Vu la procédure suivante :
Procédure contentieuse antérieure :
M. G... F... et Mme A... B... ont demandé au tribunal administratif de Nîmes de condamner l'État à leur verser une somme de 231 500 euros en réparation des préjudices résultant d'agissements fautifs des services fiscaux chargés du recouvrement.
Par un jugement n° 2101676 du 22 mai 2023, le tribunal administratif de Nîmes a rejeté leur demande.
Procédure devant la cour :
Par une requête et trois mémoires complémentaires, enregistrés le 13 juillet 2023 et les 3 janvier, 5 et 19 novembre 2024, M. G... F..., d'une part, M. H... F..., Mme E... F..., Mme C... F... et Mme D... F..., agissant tant en leurs noms personnels qu'en qualité d'héritiers de Mme A... B..., d'autre part, représentés par Me Fortunet, demandent à la cour :
1°) d'annuler ce jugement du 22 mai 2023 du tribunal administratif de Nîmes ;
2°) de condamner l'État à leur verser une somme globale de 283 471 euros ou, à titre subsidiaire, une somme représentant 75 % de ce montant ;
3°) de mettre à la charge de l'État une somme de 10 000 euros sur le fondement de l'article L. 761-1 du code de justice administrative.
Ils soutiennent que :
- l'administration fiscale a commis une faute en ne suspendant pas la procédure de vente sur licitation du bien immobilier en cause, intervenue le 21 juin 2018, alors que deux virements, qui permettaient de régler leur dette fiscale, avaient été opérés la veille ;
- cette faute est à l'origine de préjudices patrimonial, économique et moral.

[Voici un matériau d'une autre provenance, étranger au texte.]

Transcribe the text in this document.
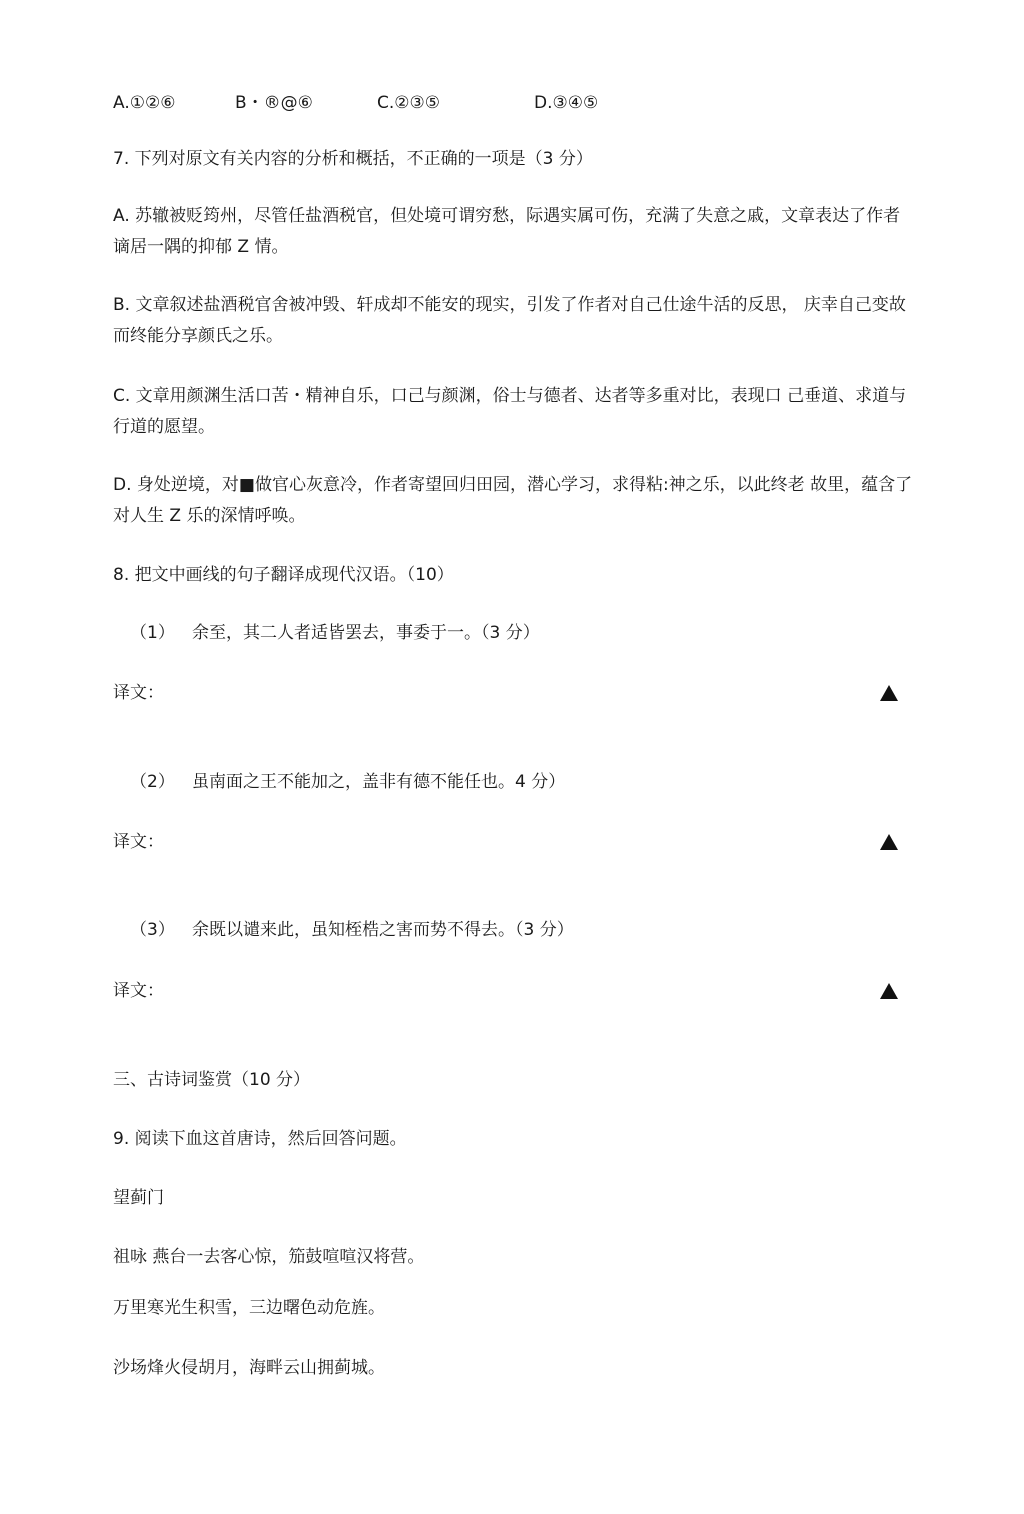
A.①②⑥	B・®@⑥	C.②③⑤	D.③④⑤
7. 下列对原文有关内容的分析和概括，不正确的一项是（3 分）
A. 苏辙被贬筠州，尽管任盐酒税官，但处境可谓穷愁，际遇实属可伤，充满了失意之戚，文章表达了作者谪居一隅的抑郁 Z 情。
B. 文章叙述盐酒税官舍被冲毁、轩成却不能安的现实，引发了作者对自己仕途牛活的反思， 庆幸自己变故而终能分享颜氏之乐。
C. 文章用颜渊生活口苦・精神自乐，口己与颜渊，俗士与德者、达者等多重对比，表现口 己垂道、求道与行道的愿望。
D. 身处逆境，对■做官心灰意冷，作者寄望回归田园，潜心学习，求得粘:神之乐，以此终老 故里，蕴含了对人生 Z 乐的深情呼唤。
8. 把文中画线的句子翻译成现代汉语。（10）
（1） 余至，其二人者适皆罢去，事委于一。（3 分）
译文：
（2） 虽南面之王不能加之，盖非有德不能任也。4 分）
译文：
（3） 余既以谴来此，虽知桎梏之害而势不得去。（3 分）
译文：
三、古诗词鉴赏（10 分）
9. 阅读下血这首唐诗，然后回答问题。
望蓟门
祖咏 燕台一去客心惊，笳鼓喧喧汉将营。
万里寒光生积雪，三边曙色动危旌。
沙场烽火侵胡月，海畔云山拥蓟城。
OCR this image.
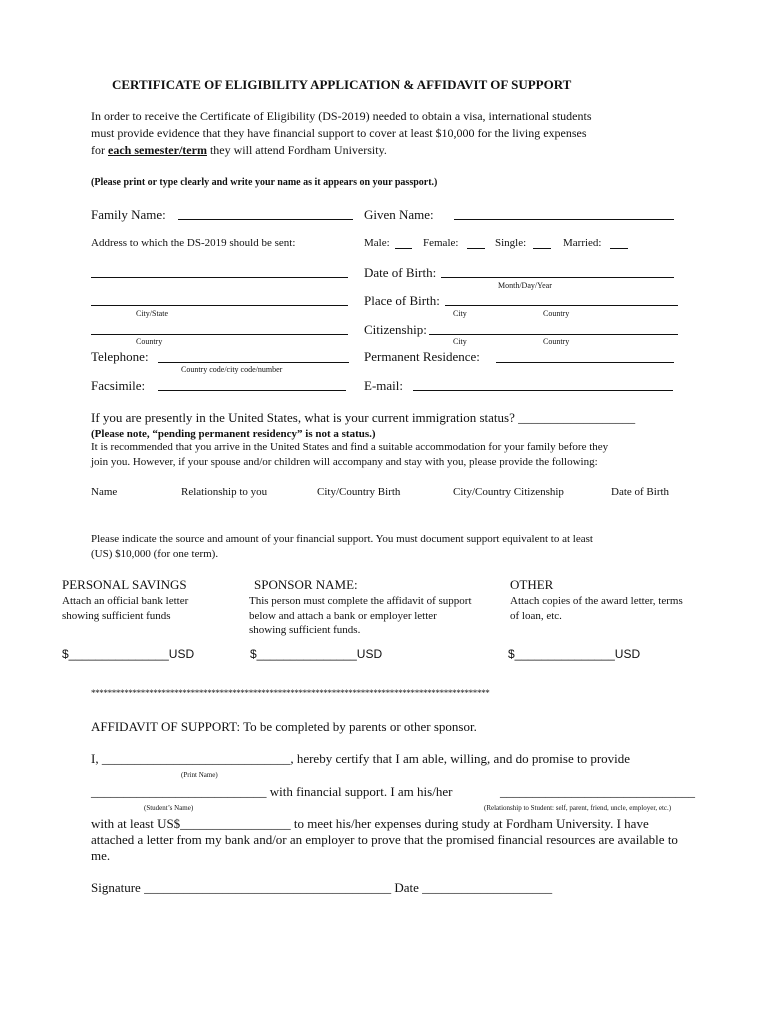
CERTIFICATE OF ELIGIBILITY APPLICATION & AFFIDAVIT OF SUPPORT
In order to receive the Certificate of Eligibility (DS-2019) needed to obtain a visa, international students
must provide evidence that they have financial support to cover at least $10,000 for the living expenses
for each semester/term they will attend Fordham University.
(Please print or type clearly and write your name as it appears on your passport.)
Family Name:	Given Name:
Address to which the DS-2019 should be sent:	Male:	Female:	Single:	Married:
Date of Birth:
Month/Day/Year
Place of Birth:
City/State	City	Country
Citizenship:
Country	City	Country
Telephone:	Permanent Residence:
Country code/city code/number
Facsimile:	E-mail:
If you are presently in the United States, what is your current immigration status? __________________
(Please note, “pending permanent residency” is not a status.)
It is recommended that you arrive in the United States and find a suitable accommodation for your family before they
join you. However, if your spouse and/or children will accompany and stay with you, please provide the following:
Name	Relationship to you	City/Country Birth	City/Country Citizenship	Date of Birth
Please indicate the source and amount of your financial support. You must document support equivalent to at least
(US) $10,000 (for one term).
PERSONAL SAVINGS
Attach an official bank letter
showing sufficient funds
$_______________USD
SPONSOR NAME:
This person must complete the affidavit of support
below and attach a bank or employer letter
showing sufficient funds.
$_______________USD
OTHER
Attach copies of the award letter, terms
of loan, etc.
$_______________USD
************************************************************************************************
AFFIDAVIT OF SUPPORT: To be completed by parents or other sponsor.
I, _____________________________, hereby certify that I am able, willing, and do promise to provide
(Print Name)
___________________________ with financial support. I am his/her	______________________________
(Student’s Name)	(Relationship to Student: self, parent, friend, uncle, employer, etc.)
with at least US$_________________ to meet his/her expenses during study at Fordham University. I have
attached a letter from my bank and/or an employer to prove that the promised financial resources are available to
me.
Signature ______________________________________ Date ____________________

Par deux mémoires en défense, enregistrés les 23 avril et 27 novembre 2024, le ministre de l'économie, des finances et de la souveraineté industrielle et numérique conclut au rejet de la requête.

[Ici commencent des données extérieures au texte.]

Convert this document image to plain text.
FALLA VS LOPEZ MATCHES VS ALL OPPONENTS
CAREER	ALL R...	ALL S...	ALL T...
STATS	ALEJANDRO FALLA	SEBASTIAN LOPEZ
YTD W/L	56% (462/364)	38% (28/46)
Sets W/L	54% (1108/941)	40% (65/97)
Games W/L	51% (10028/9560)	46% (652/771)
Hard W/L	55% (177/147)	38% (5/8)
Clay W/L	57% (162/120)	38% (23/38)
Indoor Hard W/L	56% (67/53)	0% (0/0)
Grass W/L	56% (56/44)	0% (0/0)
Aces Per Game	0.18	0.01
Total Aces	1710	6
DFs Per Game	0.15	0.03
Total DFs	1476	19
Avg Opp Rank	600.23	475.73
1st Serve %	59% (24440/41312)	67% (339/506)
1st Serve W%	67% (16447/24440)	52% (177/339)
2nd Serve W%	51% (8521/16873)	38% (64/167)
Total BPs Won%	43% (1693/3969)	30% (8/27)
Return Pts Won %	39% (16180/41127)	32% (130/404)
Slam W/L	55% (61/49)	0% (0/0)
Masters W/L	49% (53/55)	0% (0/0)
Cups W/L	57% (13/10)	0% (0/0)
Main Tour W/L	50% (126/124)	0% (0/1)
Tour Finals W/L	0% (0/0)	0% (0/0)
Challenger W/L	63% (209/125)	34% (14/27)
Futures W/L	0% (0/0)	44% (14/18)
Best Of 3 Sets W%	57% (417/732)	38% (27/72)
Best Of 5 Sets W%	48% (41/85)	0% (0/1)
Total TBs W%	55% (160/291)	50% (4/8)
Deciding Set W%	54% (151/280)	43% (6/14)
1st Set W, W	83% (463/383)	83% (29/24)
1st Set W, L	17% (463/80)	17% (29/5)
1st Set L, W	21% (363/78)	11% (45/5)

Il soutient qu'aucun des moyens soulevés par les appelants n'est fondé.
Par une lettre du 29 janvier 2025, les parties ont été informées, en application des dispositions de l'article R. 611-7 du code de justice administrative, de ce que l'arrêt était susceptible d'être fondé sur un moyen relevé d'office, tiré de l'incompétence de la juridiction administrative pour connaître des conclusions indemnitaires des consorts F..., qui mettent en cause la responsabilité de l'État du fait d'une faute qui n'est pas détachable de la procédure suivie devant le juge judiciaire et de l'exécution des actes de poursuite.
Par un mémoire, enregistré le 5 février 2025, les consorts F..., représentés par Me Fortunet, ont présenté des observations en réponse à la mesure d'information du 29 janvier 2025.
Vu les autres pièces du dossier.
Vu :
- le code général des impôts et le livre des procédures fiscales ;
- le code de justice administrative.
Les parties ont été régulièrement averties du jour de l'audience.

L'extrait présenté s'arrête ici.